Thanks for the review,
--breno
Re: [PATCH net-next v2 2/4] net: call getsockopt_iter if available
Posted by Stanislav Fomichev 2 hours ago
On 04/01, Breno Leitao wrote:
> On Wed, Apr 01, 2026 at 09:34:04AM -0700, Stanislav Fomichev wrote:
> > > +static int do_sock_getsockopt_iter(struct socket *sock,
> > > +				   const struct proto_ops *ops, int level,
> > > +				   int optname, sockptr_t optval,
> > > +				   sockptr_t optlen)
> >
> > If we want to eventually remove sockptr_t, why not make this new handler
> > work with iov_iters from the beginning? The callers can have some new temporary
> > sockptr_to_iter() or something?
> 
> The goal is to eliminate __user memory from the callbacks entirely, which
> would make sockptr_t unnecessary. This series removes the callbacks that
> originally necessitated sockptr_t's existence.
> 
> Therefore, working from the callbacks back to userspace seem to be a more
> logical approach than replacing the middle layers of the implementation,
> and then touching the callbacks.
> 
> So, yes, the sockptr_t() is used here as temporary glue to be able to
> get rid of the elephant in the room.

So maybe something like this is better to communicate your long term intent?
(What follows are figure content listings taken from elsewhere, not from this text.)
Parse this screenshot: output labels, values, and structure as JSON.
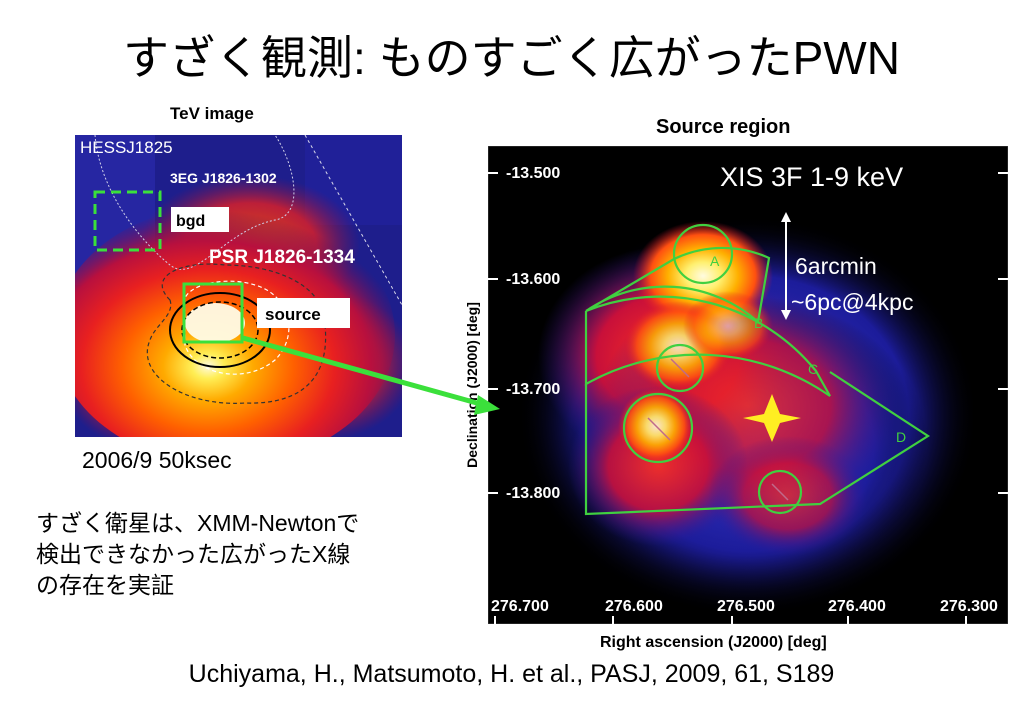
{
  "slide": {
    "title": "すざく観測: ものすごく広がったPWN",
    "reference": "Uchiyama, H., Matsumoto, H. et al., PASJ, 2009, 61, S189",
    "note_lines": [
      "すざく衛星は、XMM-Newtonで",
      "検出できなかった広がったX線",
      "の存在を実証"
    ]
  },
  "tev_panel": {
    "caption": "TeV image",
    "source_name": "HESSJ1825",
    "egret_label": "3EG J1826-1302",
    "pulsar_label": "PSR J1826-1334",
    "bgd_label": "bgd",
    "source_label": "source",
    "observation": "2006/9 50ksec"
  },
  "xray_panel": {
    "title": "Source region",
    "band_label": "XIS 3F 1-9 keV",
    "scale_line1": "6arcmin",
    "scale_line2": "~6pc@4kpc",
    "dec_axis_label": "Declination (J2000) [deg]",
    "ra_axis_label": "Right ascension (J2000) [deg]",
    "dec_ticks": [
      "-13.500",
      "-13.600",
      "-13.700",
      "-13.800"
    ],
    "ra_ticks": [
      "276.700",
      "276.600",
      "276.500",
      "276.400",
      "276.300"
    ],
    "regions": [
      "A",
      "B",
      "C",
      "D"
    ]
  },
  "colors": {
    "region_green": "#40d040",
    "box_green": "#3be03b",
    "star_yellow": "#ffee22",
    "map_background": "#000000"
  }
}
	} else if (ops->getsockopt_iter) {
		optval = sockptr_to_iter(optval)
		optlen = sockptr_to_iter(optlen)
		do_sock_getsockopt_iter(...) /* does not know what sockpt_t is */
	}

?

Then your new do_sock_getsockopt_iter is sockptr-free from the beginning
and at some point we'll just drop/move those sockptr_to_iter calls?
 
> > > +	/* iter is initialized as ITER_DEST. Callbacks that need to read
> > > +	 * from optval (e.g. PACKET_HDRLEN) must flip data_source to
> > > +	 * ITER_SOURCE, then restore ITER_DEST before writing back.
> > > +	 */
> >
> > Have you considered creating two iters? opt.iter_in and opt.iter_out.
> > That way you don't have to flip the source back and forth in the
> > handlers.
> 
> That's a good suggestion I hadn't considered. My initial thought was to
> create a helper like sockopt_read_val() to handle the flip-read-flip
> dance.
> 
> Would opt.iter_in and opt.iter_out be clearer than the helper approach?
> 
> Thanks for the review,
> --breno

I hope this way it will be easier to review protocol handler changes.

For example, looking at your AF_PACKET patch, you won't have to care
about flipping the source and doing the revert. Most/all of the changes will
be simple:
- s/get_user(len, optlen)/len = opt->optlen/
- s/put_user(len, optlen)/opt->optlen = len/
- s/copy_from_user(xxx, optval, len)/copy_from_iter(xxx, len, &opt->iter_in)/
- s/copy_to_user(optval, xxx, len)/copy_to_iter(xxx, len, &opt->iter_out)/

Might be even possible to express these with coccinelle?